Эта странная девушка жила своей жизнью, закрытой для посторонних, и прилив симпатии, который в ту ночь сблизил ее с Марком, не воздал ему привилегии. Скорее наоборот, инстинкт подсказывал Рюш:
«Ага! Он отодвинул щеколду? Так повесим замок!»
В ее глазах никакое удовольствие не стоило независимости!.. Хороша она была, ее независимость, нечего сказать! И что она с ней делала, с этой независимостью? Смеясь над собой, она щипала себе пальцы на ногах:
«Дура!.. Ну и пусть! Я дура и дурой хочу быть! Мои пальцы на ногах принадлежат мне. И моя кожа – моя! И все мое – мое! Я вся, сверху донизу, принадлежу себе, и только себе! И никому больше! Ничего, подожди немного, моя милая! Хорошо смеется тот... ого! Мы еще посмеемся! Давай держать пари!..»

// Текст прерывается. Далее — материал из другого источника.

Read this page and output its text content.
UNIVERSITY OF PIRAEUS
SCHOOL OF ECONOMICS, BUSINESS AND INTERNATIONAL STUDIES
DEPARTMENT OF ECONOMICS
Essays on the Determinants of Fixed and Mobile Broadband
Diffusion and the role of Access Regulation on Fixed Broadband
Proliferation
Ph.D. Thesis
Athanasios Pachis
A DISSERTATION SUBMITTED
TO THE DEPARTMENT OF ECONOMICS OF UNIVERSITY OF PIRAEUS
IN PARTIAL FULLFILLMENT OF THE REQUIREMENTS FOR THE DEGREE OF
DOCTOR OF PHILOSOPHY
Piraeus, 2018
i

Это у нее была такая игра: держать пари с самой собой. Тут наверняка выиграешь! В особенности если сплутовать... А стесняться нечего!
Марк был бы способен понять ее инстинкт самозащиты. «Я берегусь. Берегись и ты!..» Но с него было довольно его собственных тайн, он не мог интересоваться тайнами Рюш. Да и потом его мужские предрассудки внушали ему, что девичьи тайны стоят не больше, чем кошачий помет. Правда, он любил кошек. Но кошка есть кошка. А мужчина – это человек.
Рюш тайком наводила о нем оправки, пока не убедилась, что он окончательно выплыл. Тогда она перестала им интересоваться. Лишь однажды она неожиданно пришла к нему. Было около полуночи. Марк выразил удивление, что она бегает по крышам так поздно. Действительно, в ее глазах сверкали какие-то кошачьи огоньки. Она была весела, держала себя непринужденно, и все же было в ее взгляде что-то чужое, неуловимое, похожее на глаза ночных птиц, бесшумно летающих по лесу. Невозможно угадать, где они будут спустя мгновение... Около часа ночи сова улетела, и он не пытался ее удержать. Они встретились снова только через несколько месяцев.